Cameron Smith served three tours in Iraq as a U.S. Marine captain and is the director of the Oregon Department of Veterans’ Affairs.

Memorial Day is at once a day to honor the fallen in our nation’s wars and the unofficial start of the summer season when we fire up the barbecues and enjoy our rivers, lakes and beaches.

Many veterans and military families voice frustration at this dichotomy and the dilution of Memorial Day. In the lead up to the last Monday in May, we will see many articles, editorial cartoons, blog posts and Twitter feeds urging us all to remember the real meaning of Memorial Day.

I join them here in highlighting the true cost of war — a cost far beyond dollars and cents. In Iraq and Afghanistan alone, we have lost more than 6,000 of America’s best men and women — 138 were from Oregon. We owe them and their families a debt that can never be repaid.

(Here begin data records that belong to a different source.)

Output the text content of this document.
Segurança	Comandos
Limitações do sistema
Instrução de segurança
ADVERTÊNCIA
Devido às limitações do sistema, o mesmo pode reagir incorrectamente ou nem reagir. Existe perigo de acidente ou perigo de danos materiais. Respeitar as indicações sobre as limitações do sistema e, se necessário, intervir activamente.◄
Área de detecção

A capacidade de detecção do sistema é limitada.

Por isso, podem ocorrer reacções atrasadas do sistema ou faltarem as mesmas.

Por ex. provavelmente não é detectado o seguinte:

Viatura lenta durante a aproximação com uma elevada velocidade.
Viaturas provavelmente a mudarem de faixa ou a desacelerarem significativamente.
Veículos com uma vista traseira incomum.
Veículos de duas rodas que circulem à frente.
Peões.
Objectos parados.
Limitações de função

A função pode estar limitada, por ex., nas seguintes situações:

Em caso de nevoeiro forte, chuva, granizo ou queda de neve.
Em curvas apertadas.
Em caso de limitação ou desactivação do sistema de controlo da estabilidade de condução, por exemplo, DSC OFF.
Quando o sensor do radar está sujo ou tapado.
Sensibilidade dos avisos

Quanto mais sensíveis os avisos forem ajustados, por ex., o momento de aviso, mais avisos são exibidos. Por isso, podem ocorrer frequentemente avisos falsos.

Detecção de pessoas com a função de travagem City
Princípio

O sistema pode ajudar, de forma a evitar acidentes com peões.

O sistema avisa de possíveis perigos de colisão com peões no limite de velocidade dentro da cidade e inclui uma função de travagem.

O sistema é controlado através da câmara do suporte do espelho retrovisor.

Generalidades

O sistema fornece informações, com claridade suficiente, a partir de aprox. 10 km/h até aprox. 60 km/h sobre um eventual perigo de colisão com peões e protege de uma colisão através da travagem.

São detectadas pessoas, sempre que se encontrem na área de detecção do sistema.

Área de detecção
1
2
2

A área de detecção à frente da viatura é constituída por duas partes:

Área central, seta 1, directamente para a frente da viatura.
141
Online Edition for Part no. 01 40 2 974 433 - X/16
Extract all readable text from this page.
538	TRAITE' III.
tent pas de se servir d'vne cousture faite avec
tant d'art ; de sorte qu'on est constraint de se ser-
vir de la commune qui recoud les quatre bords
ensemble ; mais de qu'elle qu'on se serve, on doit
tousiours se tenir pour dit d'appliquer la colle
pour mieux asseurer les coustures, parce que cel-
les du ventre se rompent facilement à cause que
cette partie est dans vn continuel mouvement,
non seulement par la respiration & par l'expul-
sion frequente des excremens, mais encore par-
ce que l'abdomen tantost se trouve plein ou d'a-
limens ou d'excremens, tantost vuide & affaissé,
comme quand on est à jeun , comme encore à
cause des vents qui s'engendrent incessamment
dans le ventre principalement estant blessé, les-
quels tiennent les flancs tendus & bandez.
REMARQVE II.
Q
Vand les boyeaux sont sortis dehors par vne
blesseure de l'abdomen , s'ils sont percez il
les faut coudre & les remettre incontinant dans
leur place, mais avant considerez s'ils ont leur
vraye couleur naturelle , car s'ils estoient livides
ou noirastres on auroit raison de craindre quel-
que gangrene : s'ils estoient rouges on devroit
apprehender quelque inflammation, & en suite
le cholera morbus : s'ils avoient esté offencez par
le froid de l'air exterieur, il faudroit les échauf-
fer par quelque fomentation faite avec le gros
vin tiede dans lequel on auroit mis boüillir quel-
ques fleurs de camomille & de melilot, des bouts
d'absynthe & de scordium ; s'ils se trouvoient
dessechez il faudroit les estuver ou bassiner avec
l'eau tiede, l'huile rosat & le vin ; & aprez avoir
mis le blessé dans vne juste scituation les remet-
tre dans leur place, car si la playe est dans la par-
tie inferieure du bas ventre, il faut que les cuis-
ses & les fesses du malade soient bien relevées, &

But I also worry that our pointed effort on Memorial Day to remember the legacy of those lost will not bridge the civilian-military cultural divide. World War II was fought by 10 percent of our citizens, affecting a large segment of the population. Today, the wars in Iraq and Afghanistan have been fought by less than 1 percent of our population.

Even for those of us who work closely with veterans, it is disconcertingly easy to go about our everyday lives forgetting that thousands are still deployed overseas in harm’s way. We must all go beyond a day and recommit to building the critical relationship between our citizens, military families and veterans.

Sharing our stories and experiences is not always easy, but it is essential as we ramp up and sustain community support for our veterans. Ultimately, our efforts are not simply for the troops. The bond between a nation and its veterans is about our way of life that the military defends and that we all actively create and cherish: a democratic nation, full of freedom, with justice and opportunity for all.

As we honor the fallen on Memorial Day this year, let us take to heart the symbolism in the flag code. The flag will be flown half-mast from sunrise until noon when it will then be flown at the peak until sunset. Flying the flag first at half-mast is to honor all those who have given their lives in the service of our nation. It is then flown high to show that the nation they defended lives on.

What began as Decoration Day in May 1868, when flowers were laid on the graves of Union and Confederate soldiers at Arlington National Cemetery, continues to have an even greater significance today as we remember the fallen on Memorial Day.

We must continue to share the stories of our military’s service and most importantly share the stories of all those who have made the ultimate sacrifice. Thank you for all of your support for our veterans and God Bless all those still serving around the world.